A STUDY OF SHAKESPEARE'S VERSIFICATION. By M. A. Bayfield, M.A. Cambridge University Press. 16s. net.
LESSONS IN VERSE-CRAFT. By S. Gertrude Ford. Daniel. 3s. 6d. net.
Mr. Bayfield's Measures of the Poets is meant to be revolutionary. He finds existing systems of prosody neither complete nor sound, and would sweep them away in order to install his own trochaic scheme. Practically every work of a predecessor is ignored, and the author himself regrets that Lanier's Science of English Verse, published forty years ago, did not come to his notice until the present book was written. He does not mention Professor Saintsbury's History or Manual of English Prosody, nor (among other writings, by recent or living metrists) the essays of Patmore and Mr. Robert Bridges. A great deal of contention is thus avoided, but the probabilities of conversion are also reduced. He asserts that the normal foot of English verse is trochaic, and that the iambus cannot form a metrical foot, because the stressed syllable does not come first; while Professor Saintsbury declares that the iambic is the staple foot of English verse and is common to almost all prosodies.

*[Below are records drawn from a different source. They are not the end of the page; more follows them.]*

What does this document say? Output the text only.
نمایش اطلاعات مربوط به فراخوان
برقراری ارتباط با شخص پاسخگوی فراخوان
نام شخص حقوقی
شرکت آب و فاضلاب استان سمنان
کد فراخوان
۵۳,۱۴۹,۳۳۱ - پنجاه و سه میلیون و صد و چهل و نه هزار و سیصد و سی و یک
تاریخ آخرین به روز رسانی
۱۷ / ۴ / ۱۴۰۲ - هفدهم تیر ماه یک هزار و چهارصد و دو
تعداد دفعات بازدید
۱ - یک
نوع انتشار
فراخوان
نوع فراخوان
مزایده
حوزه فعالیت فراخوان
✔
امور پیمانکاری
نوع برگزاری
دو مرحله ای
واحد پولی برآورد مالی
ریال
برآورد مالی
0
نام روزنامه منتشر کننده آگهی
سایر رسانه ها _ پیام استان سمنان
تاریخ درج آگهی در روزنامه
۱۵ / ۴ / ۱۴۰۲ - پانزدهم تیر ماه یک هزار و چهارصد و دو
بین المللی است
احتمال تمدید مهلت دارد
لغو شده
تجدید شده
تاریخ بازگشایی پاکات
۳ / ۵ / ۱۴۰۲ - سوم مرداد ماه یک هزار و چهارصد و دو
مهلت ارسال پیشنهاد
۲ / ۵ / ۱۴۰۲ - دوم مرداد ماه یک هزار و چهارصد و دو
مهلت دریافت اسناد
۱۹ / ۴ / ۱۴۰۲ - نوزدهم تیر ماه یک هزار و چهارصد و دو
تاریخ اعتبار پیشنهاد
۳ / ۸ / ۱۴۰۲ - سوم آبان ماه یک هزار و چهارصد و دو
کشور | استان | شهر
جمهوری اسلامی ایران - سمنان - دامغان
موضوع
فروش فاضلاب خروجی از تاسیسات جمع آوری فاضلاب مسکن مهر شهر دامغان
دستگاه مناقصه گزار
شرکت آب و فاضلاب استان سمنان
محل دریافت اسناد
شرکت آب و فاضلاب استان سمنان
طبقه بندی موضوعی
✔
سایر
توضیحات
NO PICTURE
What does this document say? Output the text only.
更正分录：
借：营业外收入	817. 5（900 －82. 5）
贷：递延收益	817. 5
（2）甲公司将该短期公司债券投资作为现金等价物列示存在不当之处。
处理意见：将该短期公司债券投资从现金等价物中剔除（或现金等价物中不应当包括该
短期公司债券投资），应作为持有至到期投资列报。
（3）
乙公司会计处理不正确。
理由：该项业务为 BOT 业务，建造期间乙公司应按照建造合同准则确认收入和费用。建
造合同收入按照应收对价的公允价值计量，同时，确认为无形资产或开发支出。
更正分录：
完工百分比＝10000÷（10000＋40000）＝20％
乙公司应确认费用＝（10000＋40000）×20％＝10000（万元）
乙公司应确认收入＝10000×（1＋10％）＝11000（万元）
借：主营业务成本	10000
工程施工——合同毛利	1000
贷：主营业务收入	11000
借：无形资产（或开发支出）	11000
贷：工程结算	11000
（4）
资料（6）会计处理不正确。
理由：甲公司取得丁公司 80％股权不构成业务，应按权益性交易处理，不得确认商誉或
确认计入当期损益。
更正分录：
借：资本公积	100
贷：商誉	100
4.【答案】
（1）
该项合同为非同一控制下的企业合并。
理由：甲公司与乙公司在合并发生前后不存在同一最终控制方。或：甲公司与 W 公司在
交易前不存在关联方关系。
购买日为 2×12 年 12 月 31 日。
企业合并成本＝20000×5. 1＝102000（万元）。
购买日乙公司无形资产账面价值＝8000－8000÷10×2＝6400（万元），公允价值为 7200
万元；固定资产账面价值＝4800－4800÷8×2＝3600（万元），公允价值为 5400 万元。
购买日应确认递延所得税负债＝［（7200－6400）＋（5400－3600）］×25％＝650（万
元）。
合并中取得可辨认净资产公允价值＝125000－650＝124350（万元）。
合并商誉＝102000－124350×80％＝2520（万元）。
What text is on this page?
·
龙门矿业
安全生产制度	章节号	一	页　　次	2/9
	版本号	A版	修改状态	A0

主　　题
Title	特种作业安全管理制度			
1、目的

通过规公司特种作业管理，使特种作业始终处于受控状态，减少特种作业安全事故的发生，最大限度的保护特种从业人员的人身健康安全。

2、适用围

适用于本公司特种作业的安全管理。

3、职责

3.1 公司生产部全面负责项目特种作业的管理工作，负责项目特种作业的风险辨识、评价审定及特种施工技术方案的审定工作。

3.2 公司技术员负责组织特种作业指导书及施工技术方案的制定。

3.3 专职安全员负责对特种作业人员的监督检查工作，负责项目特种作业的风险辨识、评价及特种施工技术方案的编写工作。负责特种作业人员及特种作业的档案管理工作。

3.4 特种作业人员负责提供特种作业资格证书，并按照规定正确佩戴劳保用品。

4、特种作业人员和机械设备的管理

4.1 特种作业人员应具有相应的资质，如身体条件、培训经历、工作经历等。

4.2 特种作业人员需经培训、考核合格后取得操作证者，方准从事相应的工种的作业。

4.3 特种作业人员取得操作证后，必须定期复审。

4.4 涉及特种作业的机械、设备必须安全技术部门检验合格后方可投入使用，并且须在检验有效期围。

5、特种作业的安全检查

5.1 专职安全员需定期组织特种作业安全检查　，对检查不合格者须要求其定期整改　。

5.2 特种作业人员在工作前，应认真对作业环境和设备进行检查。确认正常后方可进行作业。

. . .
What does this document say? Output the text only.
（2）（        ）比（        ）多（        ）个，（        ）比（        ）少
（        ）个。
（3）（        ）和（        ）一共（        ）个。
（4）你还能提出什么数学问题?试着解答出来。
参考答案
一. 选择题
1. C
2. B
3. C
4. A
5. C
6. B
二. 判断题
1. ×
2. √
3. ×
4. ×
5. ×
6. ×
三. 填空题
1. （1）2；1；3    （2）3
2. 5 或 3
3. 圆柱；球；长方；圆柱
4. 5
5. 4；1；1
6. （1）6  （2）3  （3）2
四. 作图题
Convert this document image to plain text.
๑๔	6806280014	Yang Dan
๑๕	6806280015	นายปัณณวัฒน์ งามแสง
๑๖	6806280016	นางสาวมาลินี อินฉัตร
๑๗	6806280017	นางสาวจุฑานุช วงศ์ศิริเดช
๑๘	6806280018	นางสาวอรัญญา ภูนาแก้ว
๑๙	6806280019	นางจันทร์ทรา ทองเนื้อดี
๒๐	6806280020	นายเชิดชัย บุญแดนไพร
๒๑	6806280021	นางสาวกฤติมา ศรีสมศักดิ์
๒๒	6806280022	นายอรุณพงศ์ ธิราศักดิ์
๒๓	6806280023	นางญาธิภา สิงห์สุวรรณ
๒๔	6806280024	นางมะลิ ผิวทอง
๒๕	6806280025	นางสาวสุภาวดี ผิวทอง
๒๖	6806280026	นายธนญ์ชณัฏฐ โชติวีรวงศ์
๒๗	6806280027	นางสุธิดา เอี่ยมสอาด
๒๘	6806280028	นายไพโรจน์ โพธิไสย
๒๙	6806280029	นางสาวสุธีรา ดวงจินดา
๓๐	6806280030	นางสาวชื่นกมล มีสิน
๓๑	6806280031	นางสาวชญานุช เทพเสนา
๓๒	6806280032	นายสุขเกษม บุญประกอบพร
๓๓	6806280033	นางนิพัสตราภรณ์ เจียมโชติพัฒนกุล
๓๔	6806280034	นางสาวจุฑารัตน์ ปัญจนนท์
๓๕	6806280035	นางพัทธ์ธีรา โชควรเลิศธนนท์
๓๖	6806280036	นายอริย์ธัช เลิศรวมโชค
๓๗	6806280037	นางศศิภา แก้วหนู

How, then, let us ask the challenger, is the application of the trochaic system justified? In Mr. Bayfield's scheme the plain norm of the "full blank" verse line is an eleven-syllable arrangement of which the first is a "short," followed by five trochees; and the following line (quoted in his second book, which takes up the subject anew) is given as specimen:
I ⁝ come to | bury | Cæsar, | not to | praise him.‖
But the full line does not happen to be the common form, owing to its feminine ending, and so he admits that the prevailing type is the "checked" form:
To ⁝ sleep; per | chance to | dream: ay | there's the | rub.∧‖
The anacrusis or up-beat, marked off by ⁝, is an integral part of the new system; in reality it is the device by which the author changes iambic to trochaic movement. Here, indeed, is the crucial point of the dispute between iambic and trochaic. Under the first, this up-beat or take-off is neither very frequent nor very rare; under the second, it is common. Mr. Bayfield's idiosyncratic use of it is illustrated by himself thus:
My ⁝ heart | aches, and a | drowsy numbness pains,
and—
Or emptied some dull | opiate | to the drains,
and by—
But ⁝ being too | happy in thine happiness;
the reader being left to discover for himself the reason for the difference of prosodic interpretation. If the ear should be satisfied with this difference (and Mr. Bayfield admits that the ear is judge and jury), what might its verdict be as to the validity of a double up-beat, leaving only semi-syllables for the rest of the line?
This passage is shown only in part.